私の心を見透かしたように<小さな星>リトル・スターは呟く。

……いつから、この少女は気付いていたのだろうか?

よくよく見ると背中に生えていた羽が無くなっている。

<小さな星>リトル・スターは天使じゃなくなった?

いつの間に?



「私の事……どこまで知ってるっていうの?<小さな星>リトル・スター……」


「とりあえず、全部……かな。『始まりの"魔法使い"』さん……」


「そ……。そこまで分かってるなら、これはあなたに渡すべきだね」



そう呟くと私は机の引き出しの奥にしまっておいた奏の<夢>を、<小さな星>リトル・スターに投げて渡す。



「うん。ありがとう、夢海」



<小さな星>リトル・スターは奏の<夢>をうけとるとにっこりと微笑む。

この子は一体何を考えているのだろう?

私はこの<夢>の海に縛られている罪人だ。

その私の願いを叶えるという事は、つまり。



「もう、あなたはこの永遠に続く牢獄から、解放されてもいいんだよ」



そう……。

私の願いはこの無限に続く牢獄から解放される事だ。

しかしその願いを叶えるには理(ことわり)を書き換える位の対価が必要だ。

この世界の理(ことわり)を書き換える位の対価が。


私は始まりの"魔法使い"なのだから。

"魔法使い"の願いは"魔法使い"の願いを叶えられない。

その理(ことわり)を壊すだけの対価が必要だ。

それは一体何なのか。

その対価に、奏の<夢>だけではあまりにも小さすぎる。


私は諦めていた。

この<夢>の海から解放されることを。

この牢獄から解放されることを。

この無限に続く贖罪の日々が終わる日の事を。

何千年、何万年と続いていくこの終わることのない日々を。

だから私は、<夢>の海と書いて、『夢海』と名のるようになったのだ。

『夢海』という名前は、私の<罪>の証だった。



「この世界をあるべき姿に還そう、夢海」



この世界をあるべき姿に……。

それはつまり、この<夢>の海が存在しない世界。

人々の諦められた<夢>が自然と人々に還っていく世界。

でも、それは無理だ。

それが出来ているなら、今の世界はこんな<夢>の海を必要としていない。



「それを可能にするのが稀代の天才"魔法使い"の羽衣ちゃん、なんだよ」



<小さな星>リトル・スターはそう言って微笑む。

こんな十数年しか生きていないこの"魔法使い"に、そんな事が可能なのだろうか。

数万年生きている『始まりの"魔法使い"』にすら、不可能な事なのに。



「夢海、あなたの初めの願い、人々に<夢>が還りますようにと願った結果が、この<夢>の海」


「そう。
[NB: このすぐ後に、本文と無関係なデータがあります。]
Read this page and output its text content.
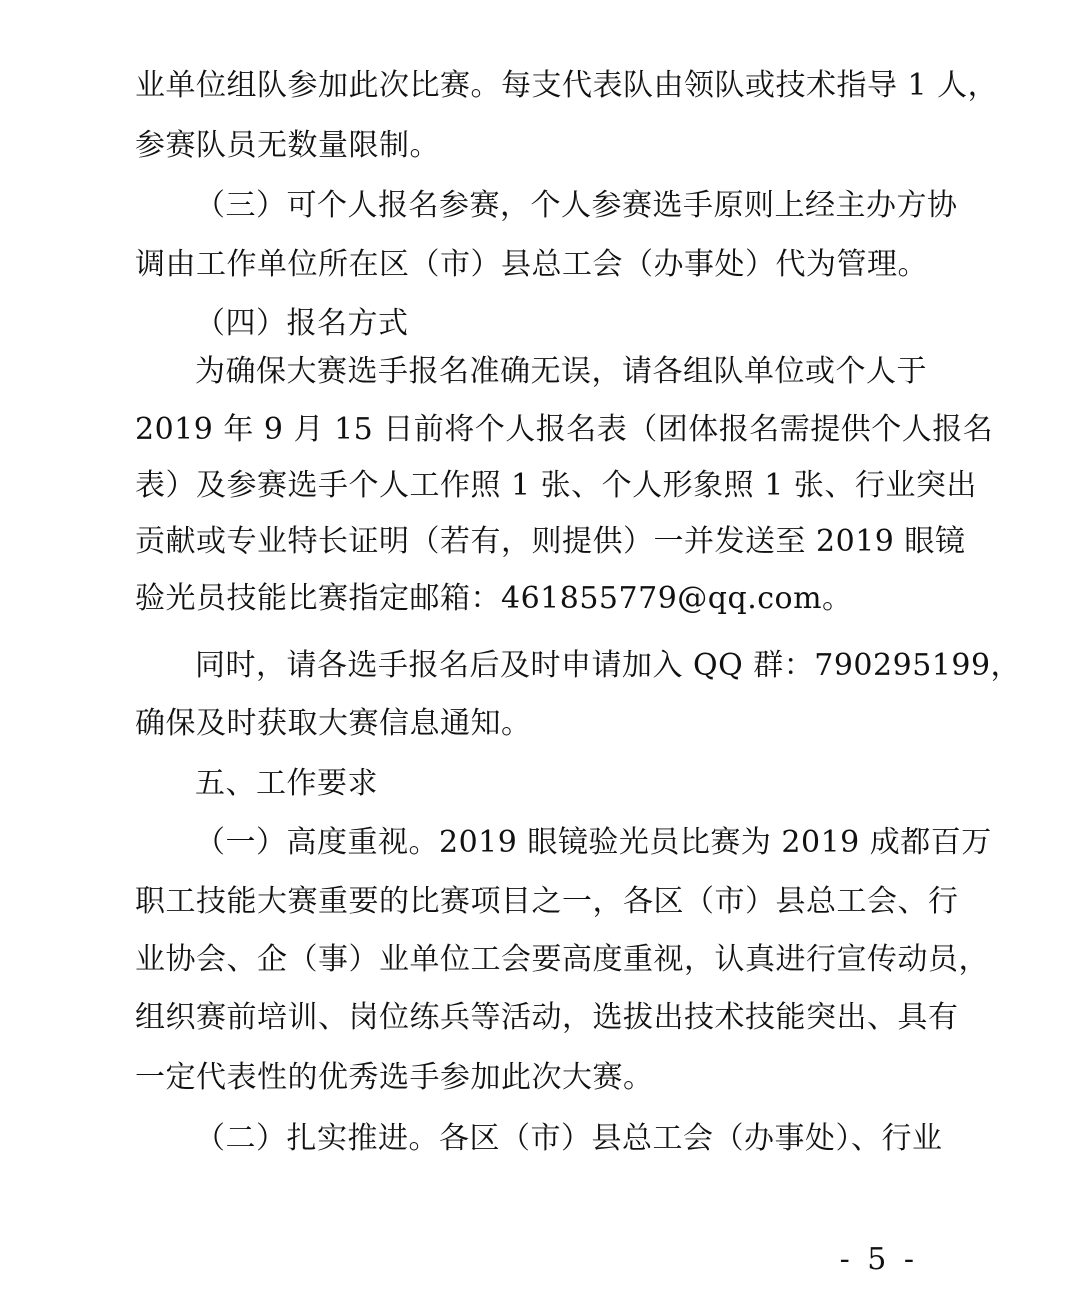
业单位组队参加此次比赛。每支代表队由领队或技术指导 1 人，
参赛队员无数量限制。
（三）可个人报名参赛，个人参赛选手原则上经主办方协
调由工作单位所在区（市）县总工会（办事处）代为管理。
（四）报名方式
为确保大赛选手报名准确无误，请各组队单位或个人于
2019 年 9 月 15 日前将个人报名表（团体报名需提供个人报名
表）及参赛选手个人工作照 1 张、个人形象照 1 张、行业突出
贡献或专业特长证明（若有，则提供）一并发送至 2019 眼镜
验光员技能比赛指定邮箱：461855779@qq.com。
同时，请各选手报名后及时申请加入 QQ 群：790295199，
确保及时获取大赛信息通知。
五、工作要求
（一）高度重视。2019 眼镜验光员比赛为 2019 成都百万
职工技能大赛重要的比赛项目之一，各区（市）县总工会、行
业协会、企（事）业单位工会要高度重视，认真进行宣传动员，
组织赛前培训、岗位练兵等活动，选拔出技术技能突出、具有
一定代表性的优秀选手参加此次大赛。
（二）扎实推进。各区（市）县总工会（办事处）、行业
- 5 -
そして私はこの<夢>の海に縛られ続けることになった…。何万年もの無限に思える時間の間……」


「じゃあ、その対価となったあなたの<夢>は何だろう?」


「それは……私の……」



答えることができなかった。

私は何を対価に願いを叶えたのだろう。

分からない……。

あまりにも長い年月は私の心を、私の記憶を奪い去ってしまったから。



「それはね……。あなたの<夢>は『願いを叶える"魔法使い"』であり続ける事。それを糧にあなたは願いを叶えた」


「何を言っているの……?私は"魔法使い"だよ……」



"魔法使い"でなければ何万年と続く時間の牢獄に肉体が耐えられない。

そう……耐えられるはずがない。

私は、"魔法使い"だ。

そのはずだ……。



「あなたの<夢>は諦められた<夢>となって、深淵の源になった。そして、その力を羽衣達は受け継いだ」



何をこの少女は言っているのだろう。

私には分からない……。

分からない……。



「羽衣や静空も幼い頃から"魔法"を使うことができた。それはきっと、このためだったんだと思う」



ゆっくりとゆっくりと<小さな星>リトル・スターは私に語りかける。



「深淵は、羽衣や静空の"魔法"の力の源になった。あなたからはもう願いを叶える"魔法"の力は失われている。だから、あなたは"魔法使い"であって、もう"魔法使い"じゃないんだよ」



<小さな星>リトル・スターはゆっくりと私に告げる。



「そう、あなたは『願いを叶える"魔法使い"』じゃない。だから、もう私に願っても良いんだよ」



私の願いが叶う……。

この<夢>の海を消し去ることができる。

私の<罪>を消し去ることができる。

その言葉はどんな言葉よりも蠱惑的で。

私は、<小さな星>リトル・スターの言葉のままに、願う。


この無限に続いていく牢獄から、私が解放されますようにと。


<小さな星>リトル・スターが私に、手をかざすと、私の体はうっすらと光に飲まれていき。

そして、私の意識はその光の中へと消え去っていった。



―――


光に包まれた夢海の体が消え去った後に残ったのは。

真っ白な夢海の<夢>の欠片。

夢海が一番に夢にみた、この無限に続く牢獄から抜け出して生きたいという<夢>。


羽衣はゆっくりとその<夢>を手にし。

ぽつり、と呟く。


「夢海。もうあなたの願いは叶ったから。これからは羽衣がその<罪>は羽衣が背負うよ……」



そして、羽衣は、クスリと微笑む。